What Additional Professions are Available in Medical Laboratory Science?
A few further typical occupations are:
- Pharmacists: At pharmacies, hospitals, or outpatient clinics, pharmacists prepare prescription drugs for patients.
- Chemistry or chemical technicians: Chemists and chemical engineers benefit from the assistance of chemistry or chemical technicians who help create, produce, and test chemical products. They frequently work in laboratories in research and production sites, where they clean instruments, calibrate equipment and mix substances to get labs ready for studies. Also, they might gather data for studies, monitor experiments, and assess the outcomes.
- Forensics managers: Those in charge of forensics monitor, examine, and screen individuals who have a history of mental illness or drug misuse. To make sure the patient adheres to the recommended treatment plan, forensics managers may do drug and alcohol testing and keep track of progress. To give their patients the right tools and assistance, forensics managers collaborate closely with caseworkers, medical professionals, judges, and prisons. The status of their patient’s involvement with the criminal justice system may also be reported verbally and in writing by them.
What Abilities are Required of Medical Laboratory Scientists?
You need a variety of abilities to succeed as a medical lab scientist. They consist of:
- Communication: Both verbally and in writing, succinctly present your findings. Provide advice when medical experts ask for opinions on testing.
- Detail-oriented: Have specific information about the data, including its source, definition, meaning, origin, dependencies, and quality, among other things.

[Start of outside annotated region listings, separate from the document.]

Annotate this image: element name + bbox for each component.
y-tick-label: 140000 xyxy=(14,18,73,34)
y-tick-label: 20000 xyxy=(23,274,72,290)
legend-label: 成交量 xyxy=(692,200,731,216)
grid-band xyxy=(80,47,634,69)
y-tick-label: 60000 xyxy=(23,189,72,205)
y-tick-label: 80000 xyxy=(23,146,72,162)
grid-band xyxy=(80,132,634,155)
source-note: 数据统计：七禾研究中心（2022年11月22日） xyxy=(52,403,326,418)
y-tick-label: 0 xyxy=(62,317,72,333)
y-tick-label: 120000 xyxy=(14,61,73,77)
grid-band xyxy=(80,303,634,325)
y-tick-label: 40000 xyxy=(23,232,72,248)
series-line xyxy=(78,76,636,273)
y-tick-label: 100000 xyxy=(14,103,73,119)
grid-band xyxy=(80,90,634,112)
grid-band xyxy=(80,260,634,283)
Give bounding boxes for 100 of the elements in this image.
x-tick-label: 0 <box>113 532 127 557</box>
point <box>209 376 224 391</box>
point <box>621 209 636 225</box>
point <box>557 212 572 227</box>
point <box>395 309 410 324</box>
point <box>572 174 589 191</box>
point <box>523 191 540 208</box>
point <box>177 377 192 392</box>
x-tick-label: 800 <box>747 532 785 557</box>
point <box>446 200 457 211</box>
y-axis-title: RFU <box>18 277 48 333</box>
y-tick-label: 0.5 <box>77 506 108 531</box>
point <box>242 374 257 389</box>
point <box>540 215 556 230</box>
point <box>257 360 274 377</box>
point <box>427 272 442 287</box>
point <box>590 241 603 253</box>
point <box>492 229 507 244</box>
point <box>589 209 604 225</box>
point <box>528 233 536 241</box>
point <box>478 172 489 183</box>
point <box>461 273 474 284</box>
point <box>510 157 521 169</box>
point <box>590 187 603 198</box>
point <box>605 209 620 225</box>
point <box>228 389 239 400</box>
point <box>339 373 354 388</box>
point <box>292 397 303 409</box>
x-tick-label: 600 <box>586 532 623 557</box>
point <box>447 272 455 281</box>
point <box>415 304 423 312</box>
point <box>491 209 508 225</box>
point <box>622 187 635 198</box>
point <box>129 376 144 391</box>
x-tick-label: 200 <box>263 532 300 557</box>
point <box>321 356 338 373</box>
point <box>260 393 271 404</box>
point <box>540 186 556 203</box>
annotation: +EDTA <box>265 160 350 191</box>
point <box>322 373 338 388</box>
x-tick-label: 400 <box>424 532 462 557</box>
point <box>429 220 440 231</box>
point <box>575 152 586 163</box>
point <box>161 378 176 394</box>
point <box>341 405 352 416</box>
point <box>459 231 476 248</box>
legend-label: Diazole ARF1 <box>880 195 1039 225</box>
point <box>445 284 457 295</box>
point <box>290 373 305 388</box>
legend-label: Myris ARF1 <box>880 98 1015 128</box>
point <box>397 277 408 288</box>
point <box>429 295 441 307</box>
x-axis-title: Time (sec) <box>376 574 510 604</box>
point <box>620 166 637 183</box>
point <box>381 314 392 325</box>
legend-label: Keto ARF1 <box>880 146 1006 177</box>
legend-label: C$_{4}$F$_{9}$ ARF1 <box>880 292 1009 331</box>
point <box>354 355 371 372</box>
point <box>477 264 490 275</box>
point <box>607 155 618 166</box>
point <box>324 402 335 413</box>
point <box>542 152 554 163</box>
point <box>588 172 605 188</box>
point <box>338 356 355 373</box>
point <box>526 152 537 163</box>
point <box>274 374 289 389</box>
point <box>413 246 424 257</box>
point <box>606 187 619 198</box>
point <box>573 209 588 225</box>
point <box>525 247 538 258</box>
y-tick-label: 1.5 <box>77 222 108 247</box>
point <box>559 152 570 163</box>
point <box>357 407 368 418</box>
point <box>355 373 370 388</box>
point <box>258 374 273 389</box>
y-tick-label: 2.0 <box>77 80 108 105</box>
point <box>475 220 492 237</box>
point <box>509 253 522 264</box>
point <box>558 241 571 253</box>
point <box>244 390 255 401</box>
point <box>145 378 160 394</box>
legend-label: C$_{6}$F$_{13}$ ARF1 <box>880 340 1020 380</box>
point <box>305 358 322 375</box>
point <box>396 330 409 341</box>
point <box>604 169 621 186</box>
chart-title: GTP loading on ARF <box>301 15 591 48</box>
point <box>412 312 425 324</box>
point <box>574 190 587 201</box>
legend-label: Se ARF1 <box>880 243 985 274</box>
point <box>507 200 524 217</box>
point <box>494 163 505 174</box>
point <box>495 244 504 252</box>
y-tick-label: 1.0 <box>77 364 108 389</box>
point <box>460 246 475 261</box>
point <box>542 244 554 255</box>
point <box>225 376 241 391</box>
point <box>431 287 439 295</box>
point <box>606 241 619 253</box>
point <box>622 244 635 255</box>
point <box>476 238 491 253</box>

- Manual dexterity: The ability to safely perform diagnostic procedures, including phlebotomy, the use of chemicals, specimens, microbiological cultures, laboratory instruments, equipment, and computers, requires both gross and fine motor skills as well as hand-eye coordination.
- Visual Acuity: Distinguish between various hues and shades, and describe the clarity and viscosity of medical specimens, reagents, and the final products of chemical reactions. Be able to distinguish between differences in color, shading, and structural features when inspecting microscopic specimens. Read handwritten, printed, or computer-generated text, numbers, and graphs. To effectively conduct and interpret tests, one must be able to judge distance, depth, and 2D or 3D structures.
- Physical, Mental, and Emotional Health: Function in stressful circumstances for an 8-hour workday. being able to spot emergencies and respond appropriately. Easily and safely move about the hospital and lab. With normal or corrected hearing, comply with speech instructions. being able to stoop, bend, and stand; lifting 20 pounds; being in one place for an extended period; and performing repetitive tasks.
- Independent: Have the independence, adaptability, and flexibility to operate autonomously.
- Intellectual and Creative Thinking: Do intricate interpretative tests, be able to troubleshoot issues, and make wise decisions. Detect and fix testing discrepancies. Set priorities, operate efficiently, and be accurate within reasonable time constraints.
- Passion: A drive on the part of doctors and nurses to work in the medical industry and assist others.